Please find the module definitions in the attached archive: modules.tgz

Expected Behavior

Should be able to create cluster from the Shared cluster policy

Actual Behavior

│ Error: cannot create cluster: NumWorkers could be 0 only for SingleNode clusters. See https://docs.databricks.com/clusters/single-node.html for more details
│
│   with databricks_cluster.dev_shared_clusters["medium"],
│   on cluster_policies.tf line 49, in resource "databricks_cluster" "dev_shared_clusters":
│   49: resource "databricks_cluster" "dev_shared_clusters" {
│
╵

Noted that the code does not specify num_workers. I tried with both setting apply policy default to true and false, and not specify it at all.

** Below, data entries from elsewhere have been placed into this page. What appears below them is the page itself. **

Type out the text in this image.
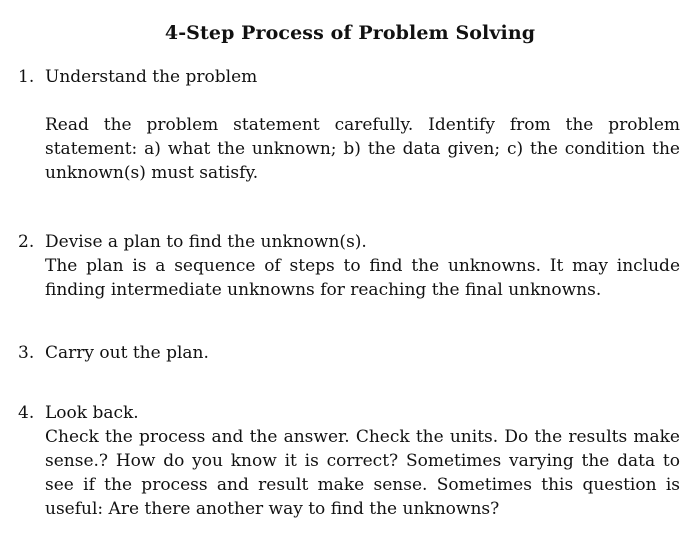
4-Step Process of Problem Solving
1. Understand the problem
Read the problem statement carefully. Identify from the problem statement: a) what the unknown; b) the data given; c) the condition the unknown(s) must satisfy.
2. Devise a plan to find the unknown(s).
The plan is a sequence of steps to find the unknowns. It may include finding intermediate unknowns for reaching the final unknowns.
3. Carry out the plan.
4. Look back.
Check the process and the answer. Check the units. Do the results make sense.? How do you know it is correct? Sometimes varying the data to see if the process and result make sense. Sometimes this question is useful: Are there another way to find the unknowns?
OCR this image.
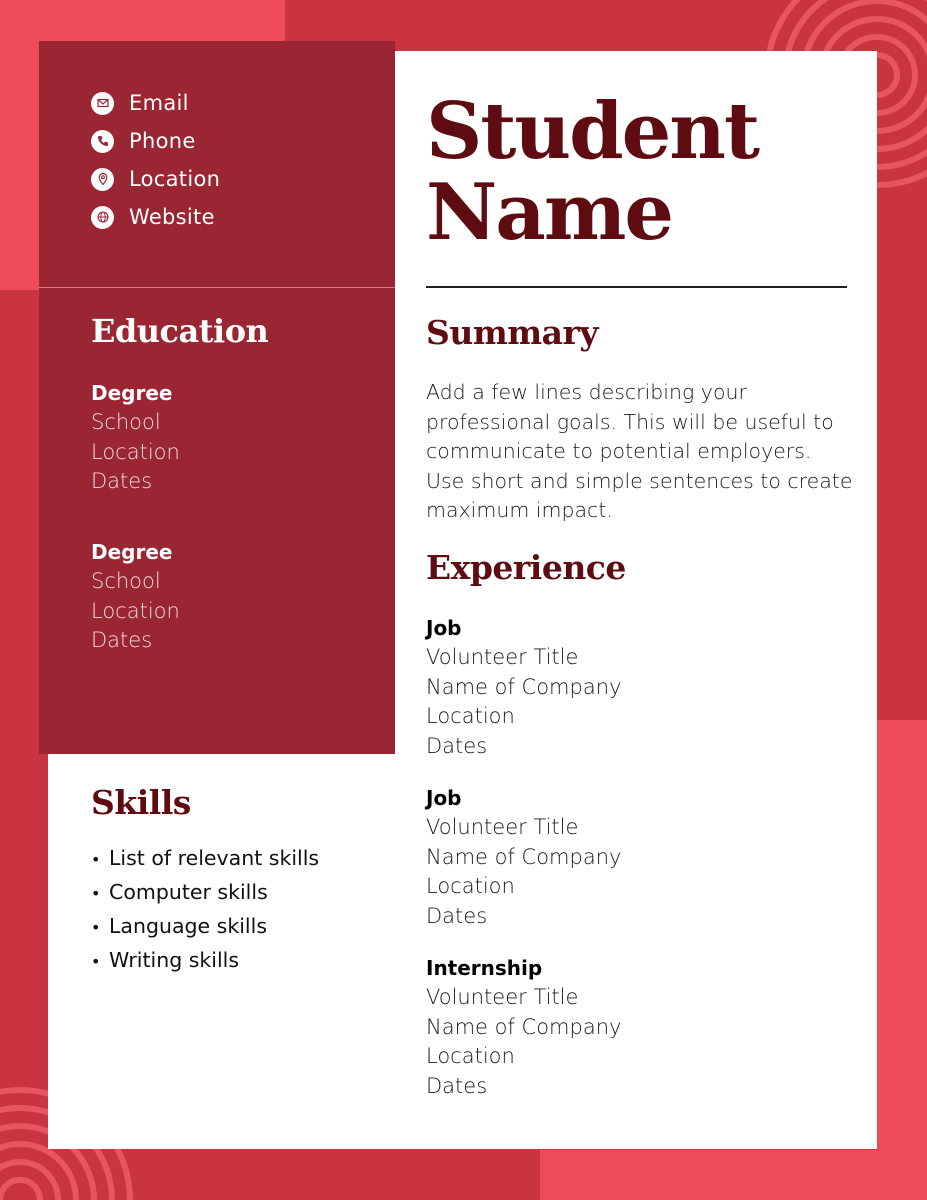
Email
Phone
Location
Website
Education
Degree
School
Location
Dates
Degree
School
Location
Dates
Skills
• List of relevant skills
• Computer skills
• Language skills
• Writing skills
Student
Name
Summary

Add a few lines describing your professional goals. This will be useful to communicate to potential employers. Use short and simple sentences to create maximum impact.

Experience
Job
Volunteer Title
Name of Company
Location
Dates
Job
Volunteer Title
Name of Company
Location
Dates
Internship
Volunteer Title
Name of Company
Location
Dates
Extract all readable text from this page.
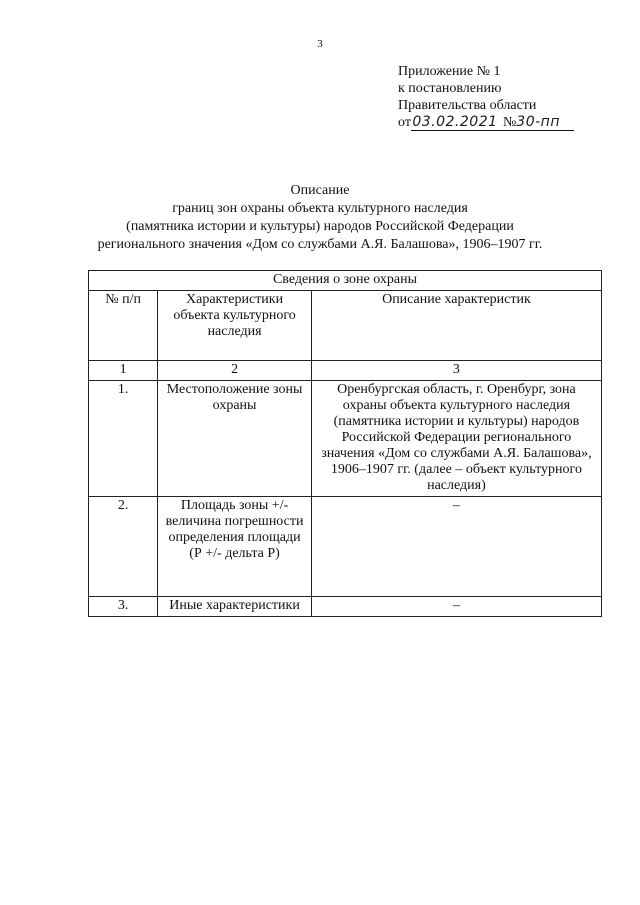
3
Приложение № 1
к постановлению
Правительства области
от03.02.2021 №30-пп
Описание
границ зон охраны объекта культурного наследия
(памятника истории и культуры) народов Российской Федерации
регионального значения «Дом со службами А.Я. Балашова», 1906–1907 гг.
Сведения о зоне охраны		
№ п/п	Характеристики объекта культурного наследия	Описание характеристик
1	2	3
1.	Местоположение зоны охраны	Оренбургская область, г. Оренбург, зона охраны объекта культурного наследия (памятника истории и культуры) народов Российской Федерации регионального значения «Дом со службами А.Я. Балашова», 1906–1907 гг. (далее – объект культурного наследия)
2.	Площадь зоны +/- величина погрешности определения площади (Р +/- дельта Р)	–
3.	Иные характеристики	–
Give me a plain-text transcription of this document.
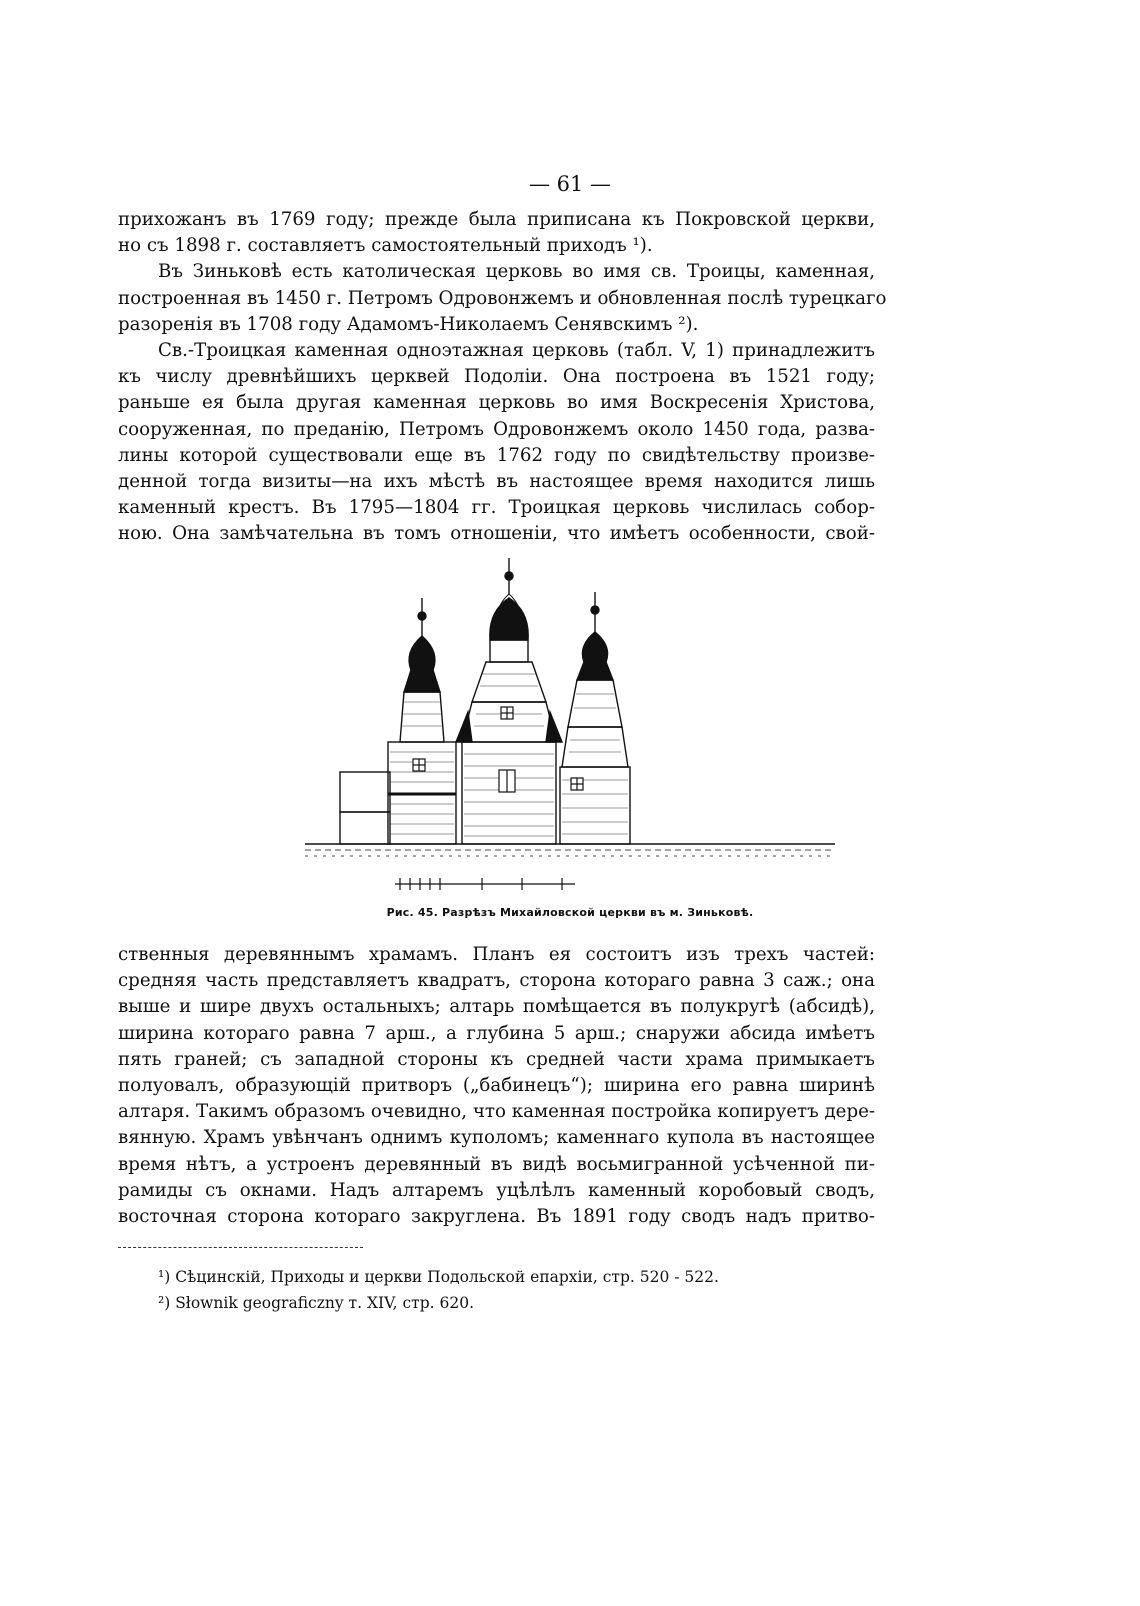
— 61 —
прихожанъ въ 1769 году; прежде была приписана къ Покровской церкви,
но съ 1898 г. составляетъ самостоятельный приходъ ¹).
Въ Зиньковѣ есть католическая церковь во имя св. Троицы, каменная,
построенная въ 1450 г. Петромъ Одровонжемъ и обновленная послѣ турецкаго
разоренія въ 1708 году Адамомъ-Николаемъ Сенявскимъ ²).
Св.-Троицкая каменная одноэтажная церковь (табл. V, 1) принадлежитъ
къ числу древнѣйшихъ церквей Подоліи. Она построена въ 1521 году;
раньше ея была другая каменная церковь во имя Воскресенія Христова,
сооруженная, по преданію, Петромъ Одровонжемъ около 1450 года, разва-
лины которой существовали еще въ 1762 году по свидѣтельству произве-
денной тогда визиты—на ихъ мѣстѣ въ настоящее время находится лишь
каменный крестъ. Въ 1795—1804 гг. Троицкая церковь числилась собор-
ною. Она замѣчательна въ томъ отношеніи, что имѣетъ особенности, свой-
Рис. 45. Разрѣзъ Михайловской церкви въ м. Зиньковѣ.
ственныя деревяннымъ храмамъ. Планъ ея состоитъ изъ трехъ частей:
средняя часть представляетъ квадратъ, сторона котораго равна 3 саж.; она
выше и шире двухъ остальныхъ; алтарь помѣщается въ полукругѣ (абсидѣ),
ширина котораго равна 7 арш., а глубина 5 арш.; снаружи абсида имѣетъ
пять граней; съ западной стороны къ средней части храма примыкаетъ
полуовалъ, образующій притворъ („бабинецъ“); ширина его равна ширинѣ
алтаря. Такимъ образомъ очевидно, что каменная постройка копируетъ дере-
вянную. Храмъ увѣнчанъ однимъ куполомъ; каменнаго купола въ настоящее
время нѣтъ, а устроенъ деревянный въ видѣ восьмигранной усѣченной пи-
рамиды съ окнами. Надъ алтаремъ уцѣлѣлъ каменный коробовый сводъ,
восточная сторона котораго закруглена. Въ 1891 году сводъ надъ притво-
¹) Сѣцинскій, Приходы и церкви Подольской епархіи, стр. 520 - 522.
²) Słownik geograficzny т. XIV, стр. 620.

Here is the output of terraform plan:

  # databricks_cluster.dev_shared_clusters["small"] will be created
  + resource "databricks_cluster" "dev_shared_clusters" {
      + autotermination_minutes      = 60
      + cluster_id                   = (known after apply)
      + cluster_name                 = "Dev Shared shared - qta_dev - small)"
      + default_tags                 = (known after apply)
      + driver_instance_pool_id      = (known after apply)
      + driver_node_type_id          = (known after apply)
      + enable_elastic_disk          = (known after apply)
      + enable_local_disk_encryption = (known after apply)
      + id                           = (known after apply)
      + node_type_id                 = (known after apply)
      + num_workers                  = 0
      + policy_id                    = "00002C211A3A8831"
      + spark_version                = "15.4.x-scala2.12"
      + state                        = (known after apply)
      + url                          = (known after apply)
    }

I noted that when create the cluster manually in the UI using the same Shared policy, it does not automatically add num_workers = 0, and it can create the cluster without issue.

Steps to Reproduce

  1. terraform apply

(the module code is attached.)

Terraform and provider versions

% tf version Terraform v1.9.7 on darwin_arm64

Is it a regression?

Debug Output

Important Factoids

Would you like to implement a fix?

qnix-databricks commented 1 month ago

Adding autoscale doesn't appear to change the num_workers = 0 behavior:

resource "databricks_cluster" "dev_shared_clusters" {
  for_each = module.shared_cluster_policies_dev_developer.policies

  cluster_name = "Dev Shared ${each.value.cluster_policy.name}"
  spark_version = data.databricks_spark_version.latest_lts.id
  policy_id = each.value.cluster_policy.id
  apply_policy_default_values = false

  autoscale {
    min_workers = 1
    max_workers = 50
  }
}

terraform plan


# databricks_cluster.dev_shared_clusters["small"] will be created
+ resource "databricks_cluster" "dev_shared_clusters" {
+ apply_policy_default_values  = false
+ autotermination_minutes      = 60
+ cluster_id                   = (known after apply)
+ cluster_name                 = "Dev Shared shared - qta_dev - small"
+ default_tags                 = (known after apply)
+ driver_instance_pool_id      = (known after apply)
+ driver_node_type_id          = (known after apply)
+ enable_elastic_disk          = (known after apply)
+ enable_local_disk_encryption = (known after apply)
+ id                           = (known after apply)
+ node_type_id                 = (known after apply)
+ num_workers                  = 0
+ policy_id                    = "00002C211A3A8831"
+ spark_version                = "15.4.x-scala2.12"
+ state                        = (known after apply)
+ url                          = (known after apply)
  + autoscale {
      + max_workers = 50
      + min_workers = 1
    }
}